AstraZeneca, meanwhile, is pivoting to other assets. Its intranasal flu vaccine FluMist received Korean approval in May and is expected to launch this season. At a press briefing in Seoul, the company reiterated its focus on innovative medicines.
“We remain dedicated to saving lives and enhancing the quality of life for Korean patients,” AstraZeneca said in its note. “And we continue to focus on developing and bringing other innovative medicines to Korea.”
Still, Nexium’s withdrawal is likely to ripple beyond the gastroenterology ward. The injection is used across surgery, emergency medicine and critical care. “It’s more widely used than people think,” Jung said. “And once it’s gone, many physicians will be forced to switch to generics they don’t fully trust or to a different drug entirely.”
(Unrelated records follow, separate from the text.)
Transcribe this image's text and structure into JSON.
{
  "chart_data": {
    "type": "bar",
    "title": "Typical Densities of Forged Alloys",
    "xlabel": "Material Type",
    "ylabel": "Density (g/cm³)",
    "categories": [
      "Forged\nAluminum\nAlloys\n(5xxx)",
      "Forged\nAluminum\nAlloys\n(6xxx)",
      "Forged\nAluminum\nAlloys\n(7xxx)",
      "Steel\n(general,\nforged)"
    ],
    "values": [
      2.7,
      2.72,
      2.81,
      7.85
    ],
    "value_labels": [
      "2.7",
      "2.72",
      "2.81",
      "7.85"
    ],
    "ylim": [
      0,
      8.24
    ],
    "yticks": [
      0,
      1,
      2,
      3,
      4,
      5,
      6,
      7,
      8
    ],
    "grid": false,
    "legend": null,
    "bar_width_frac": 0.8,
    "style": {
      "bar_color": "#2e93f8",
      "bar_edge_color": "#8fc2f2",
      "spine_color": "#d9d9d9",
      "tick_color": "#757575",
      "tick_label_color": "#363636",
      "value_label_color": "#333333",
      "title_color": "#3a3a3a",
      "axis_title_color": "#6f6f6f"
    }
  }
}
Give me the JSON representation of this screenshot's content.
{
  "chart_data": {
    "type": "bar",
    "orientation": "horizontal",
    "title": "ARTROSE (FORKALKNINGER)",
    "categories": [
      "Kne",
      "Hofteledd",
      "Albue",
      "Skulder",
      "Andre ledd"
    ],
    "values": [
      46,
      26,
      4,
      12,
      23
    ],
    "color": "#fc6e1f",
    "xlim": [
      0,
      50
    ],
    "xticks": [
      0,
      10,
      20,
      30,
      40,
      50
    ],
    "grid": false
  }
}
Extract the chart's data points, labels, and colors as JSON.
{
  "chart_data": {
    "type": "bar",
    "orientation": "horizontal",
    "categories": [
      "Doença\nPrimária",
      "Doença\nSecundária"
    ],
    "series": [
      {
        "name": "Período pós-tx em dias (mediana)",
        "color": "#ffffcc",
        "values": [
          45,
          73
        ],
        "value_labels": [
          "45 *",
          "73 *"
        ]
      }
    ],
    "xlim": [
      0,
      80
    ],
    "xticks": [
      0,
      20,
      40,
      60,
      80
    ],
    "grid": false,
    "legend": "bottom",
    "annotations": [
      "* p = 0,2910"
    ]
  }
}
He likened the situation to a technological mismatch. “It’s like the Imjin War,” he said, referring to the 16th-century conflict where Korean forces, outgunned by Japanese firearms, fought with traditional weapons. “Other countries are using muskets. We’re left with bows.”
And that divide, he argued, is only growing. “We developed endoscopy procedures that outpaced Europe and the U.S.,” he said. “But without the tools or drugs to go with them, we fall behind. Not because of skill, but because of access.”
Lower prices may appeal to policymakers, but Jung believes the system needs balance. “If the price is slashed to the point where companies can’t make even a small profit, that’s not regulation. That’s extraction,” he said. “And at some point, patients will be the ones paying the price.”